Depending on the pathogen or virus the plasma is utilized for, different convalescent plasma screening procedures will need to be used. To donate convalescent plasma, you typically need to be recovered fully from the illness as well as have antibodies of a high level in your plasma.

You cannot donate blood plasma if you have any of the following conditions:

Illness: You cannot donate plasma if you have a fever, feel generally under the weather, or are taking antibiotics for treating an infection.

Specific medical conditions: When screening plasma and blood donors, the American Red Cross takes into account 23 different medical conditions. Hepatitis and HIV are examples of conditions that automatically disqualify a person from donating, whereas other conditions necessitate special circumstances.

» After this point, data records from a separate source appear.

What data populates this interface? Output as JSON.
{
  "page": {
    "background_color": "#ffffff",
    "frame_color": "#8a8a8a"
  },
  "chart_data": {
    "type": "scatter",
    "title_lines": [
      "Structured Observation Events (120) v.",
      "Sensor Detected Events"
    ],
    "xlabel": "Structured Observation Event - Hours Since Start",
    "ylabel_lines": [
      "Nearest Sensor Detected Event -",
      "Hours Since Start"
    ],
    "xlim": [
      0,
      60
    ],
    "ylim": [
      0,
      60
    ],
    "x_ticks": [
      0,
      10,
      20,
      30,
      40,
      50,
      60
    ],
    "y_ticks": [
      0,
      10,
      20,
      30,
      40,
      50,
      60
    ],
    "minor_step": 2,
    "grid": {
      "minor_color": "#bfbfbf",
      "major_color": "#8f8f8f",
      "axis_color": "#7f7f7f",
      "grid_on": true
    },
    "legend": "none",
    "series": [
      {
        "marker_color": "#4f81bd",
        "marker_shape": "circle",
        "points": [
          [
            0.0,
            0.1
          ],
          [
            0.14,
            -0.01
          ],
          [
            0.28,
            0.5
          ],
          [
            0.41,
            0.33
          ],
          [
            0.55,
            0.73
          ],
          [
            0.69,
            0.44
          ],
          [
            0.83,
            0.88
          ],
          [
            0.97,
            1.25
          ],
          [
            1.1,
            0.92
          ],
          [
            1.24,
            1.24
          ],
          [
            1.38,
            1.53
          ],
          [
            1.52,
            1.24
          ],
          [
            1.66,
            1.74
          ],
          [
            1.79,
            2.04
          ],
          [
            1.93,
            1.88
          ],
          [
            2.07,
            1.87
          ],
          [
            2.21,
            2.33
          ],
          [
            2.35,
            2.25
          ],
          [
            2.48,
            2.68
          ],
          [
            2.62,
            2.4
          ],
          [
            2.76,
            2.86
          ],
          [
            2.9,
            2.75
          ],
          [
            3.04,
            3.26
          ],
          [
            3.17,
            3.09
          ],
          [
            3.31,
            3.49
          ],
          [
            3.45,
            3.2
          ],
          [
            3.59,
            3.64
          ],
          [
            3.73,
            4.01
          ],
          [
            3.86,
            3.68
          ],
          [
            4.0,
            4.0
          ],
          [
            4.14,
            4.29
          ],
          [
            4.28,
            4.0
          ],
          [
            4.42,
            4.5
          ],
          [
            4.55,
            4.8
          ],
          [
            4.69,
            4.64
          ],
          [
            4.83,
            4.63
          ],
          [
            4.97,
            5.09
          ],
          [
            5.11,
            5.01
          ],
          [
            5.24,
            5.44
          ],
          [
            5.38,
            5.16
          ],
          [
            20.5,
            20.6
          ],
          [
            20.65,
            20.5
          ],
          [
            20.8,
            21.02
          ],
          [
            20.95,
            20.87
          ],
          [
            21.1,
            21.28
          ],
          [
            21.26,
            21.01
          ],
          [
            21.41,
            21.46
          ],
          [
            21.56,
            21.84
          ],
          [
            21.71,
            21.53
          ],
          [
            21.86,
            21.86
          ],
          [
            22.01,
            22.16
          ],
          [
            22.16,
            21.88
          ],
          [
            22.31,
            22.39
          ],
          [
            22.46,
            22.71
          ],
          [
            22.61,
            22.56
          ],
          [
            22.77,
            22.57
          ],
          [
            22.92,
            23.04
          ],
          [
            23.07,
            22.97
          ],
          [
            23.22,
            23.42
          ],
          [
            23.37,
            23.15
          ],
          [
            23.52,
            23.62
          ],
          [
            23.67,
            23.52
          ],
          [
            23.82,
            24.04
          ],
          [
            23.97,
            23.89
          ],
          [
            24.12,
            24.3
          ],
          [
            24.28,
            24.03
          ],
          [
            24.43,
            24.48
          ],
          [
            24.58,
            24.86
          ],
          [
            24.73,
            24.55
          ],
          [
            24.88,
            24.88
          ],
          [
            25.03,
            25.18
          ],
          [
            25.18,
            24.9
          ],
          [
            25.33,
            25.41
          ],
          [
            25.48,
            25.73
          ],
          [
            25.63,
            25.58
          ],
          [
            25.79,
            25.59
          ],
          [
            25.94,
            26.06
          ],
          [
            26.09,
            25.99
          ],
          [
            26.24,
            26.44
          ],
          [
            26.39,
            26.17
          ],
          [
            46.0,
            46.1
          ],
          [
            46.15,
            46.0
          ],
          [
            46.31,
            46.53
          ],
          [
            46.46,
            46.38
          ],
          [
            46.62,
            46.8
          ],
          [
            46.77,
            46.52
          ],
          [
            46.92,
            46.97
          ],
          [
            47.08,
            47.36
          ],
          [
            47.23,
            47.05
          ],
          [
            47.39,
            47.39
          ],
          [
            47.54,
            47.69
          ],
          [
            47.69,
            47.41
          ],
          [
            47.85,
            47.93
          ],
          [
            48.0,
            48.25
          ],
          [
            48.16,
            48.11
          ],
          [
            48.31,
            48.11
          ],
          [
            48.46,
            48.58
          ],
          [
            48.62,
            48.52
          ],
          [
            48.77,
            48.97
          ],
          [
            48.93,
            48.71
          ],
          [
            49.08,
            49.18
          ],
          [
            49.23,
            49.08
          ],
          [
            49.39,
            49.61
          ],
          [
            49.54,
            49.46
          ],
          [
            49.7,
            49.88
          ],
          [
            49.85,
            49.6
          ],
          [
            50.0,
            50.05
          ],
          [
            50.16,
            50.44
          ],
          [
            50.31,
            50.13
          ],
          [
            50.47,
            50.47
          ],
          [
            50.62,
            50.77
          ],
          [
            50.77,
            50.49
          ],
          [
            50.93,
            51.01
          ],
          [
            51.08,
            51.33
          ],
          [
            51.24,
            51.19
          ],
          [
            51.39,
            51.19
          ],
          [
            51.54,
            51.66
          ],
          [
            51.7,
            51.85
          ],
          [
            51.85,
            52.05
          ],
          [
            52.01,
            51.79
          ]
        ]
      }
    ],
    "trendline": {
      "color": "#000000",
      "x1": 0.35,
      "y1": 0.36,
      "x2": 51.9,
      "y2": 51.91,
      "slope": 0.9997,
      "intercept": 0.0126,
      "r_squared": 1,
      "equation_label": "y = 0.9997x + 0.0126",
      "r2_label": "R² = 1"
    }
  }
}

Specific medications and medical procedures: You may not be eligible to donate plasma if you have received certain medical treatments, like blood transfusions and surgeries.

Travel to particular nations or regions: If you have recently traveled to a particular region of the world, then you are likely to be more susceptible to contracting certain diseases that disqualify you, like Ebola.

Recent body piercing or tattoo: If you have recently had either of these procedures, typically within the last 12 months, you cannot donate plasma.

Your healthcare provider will determine whether you are qualified to receive convalescent plasma by reviewing your blood type, medical history, and general state of health.


Who is Eligible to Donate Plasma?


The following are eligibility requirements for plasma donors for COVID 19:

  • The donor's age must be between 18 and 60;
  • The weight must be over 50 kg;
  • The pulse rate should be consistent and between 50 and 100;
  • The body temperature & blood pressure must be normal;
  • He/she should not have any chronic or infectious diseases;
  • He/she should not have had a tattoo or piercing within the previous six months; and
  • He/she should have a hemoglobin level of at least 12.5 g/dL.

Bottom Line 

In short, plasma therapy in COVID-19 is indeed showing great promise. It has good potential in becoming the COVID-19 treatment that the world is waiting for.

Related: How to Jump-Start your Immune System with IV Therapy

Author: Hemant Kolhe is currently working as a Team Lead in a Market Research Future consultancy firm. An Electronics & Tell-comm engineer by education, I have prior experience in technology firms and market research.